Çevre konusunda hassasiyetlerinin bulunduğunu söyleyen Özhaseki, “Bugünlerde ihmal edilen bölüm çevre, çünkü şehircilik çok hızlı gelişiyor. İnsanlar şehirlerde yaşadığı için belediyelerle ilgiliyim fikre sahipler. Deprem gibi bir gerçek var. Bunun neticesinde olabilecekler hepimizi korkutuyor. Belediyeler bazen öne çıktığı için şehir daha çok öne çıkıyor. Ama diğer taraftan da çevre açısından müthiş derecede derinden takip edilen bir iş var. Bu çevre noktasında da hassasiyetimiz çok ön plandadır. Sebebine gelince; yaşadığımız çevre milyonlarca yılda oluşmuş. Bu çevrede oluşabilecek herhangi bir zarar hayatiyetimizin sona ermesi demektir. Şu anda bıraksanız birinci dereceden sit alanlarında inşaatlar başlayacak.

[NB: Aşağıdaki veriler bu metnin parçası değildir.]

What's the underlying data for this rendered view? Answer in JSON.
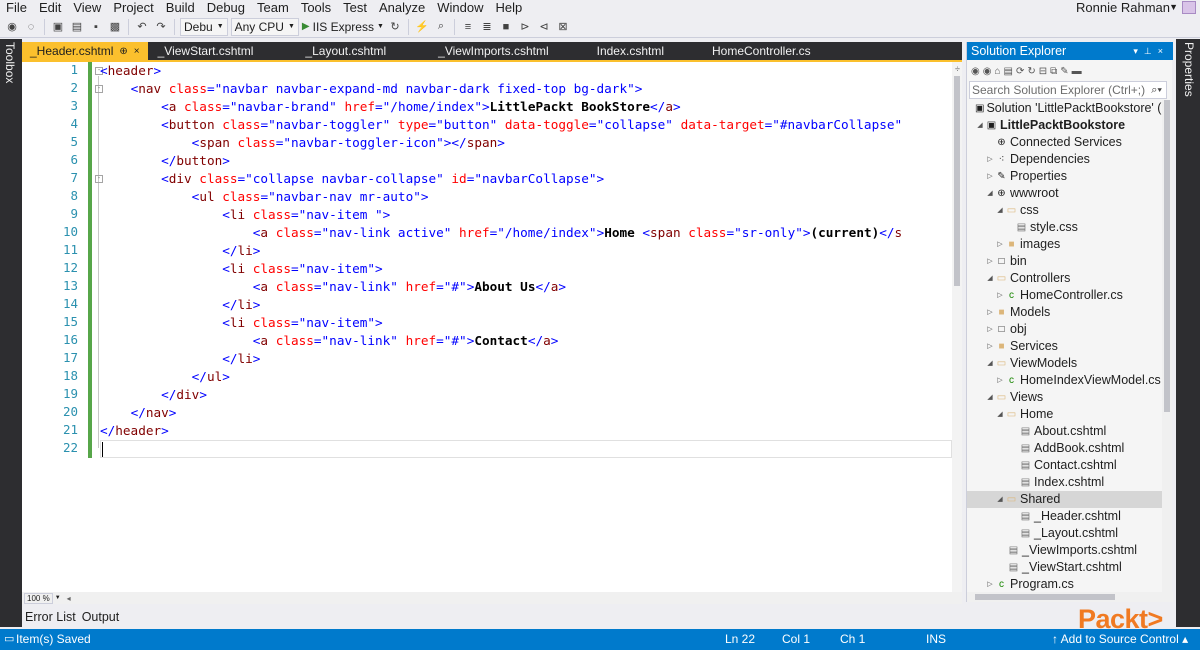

Müraacatlar hep o yönde ilerliyor. Milyonlarca metre kareyi heba edecekler. Bıraksanız koyların içerisinde o güzelim koylarda devasal yapılar çıkacak. İnsanoğlunun bitmek bilmeyen bir para kazanma hırsı var. Ama mücadeleye devam ediyoruz . Özel koruma alanlarımız var. Orada kendine has çalılar var. Bunlarla ilgili düzenlemeye devam ediyoruz. Şehirciliğin temel ilkelerini yeniden yazmaya çalışıyoruz. Önümüzdeki yıl içerisinde imar ile ilgili yeni bir takım yasalar gelir diye düşünüyorum” şeklinde konuştu.

Bakan Özhaseki, parsel bazlı yoğunluk anlayışından vazgeçilmesi gerektiğini belirterek “Eğer bir yerde bir plan oluyorsa ve bu karşı tarafa bir rant sağlıyorsa rantı devlet alsın istiyoruz” dedi.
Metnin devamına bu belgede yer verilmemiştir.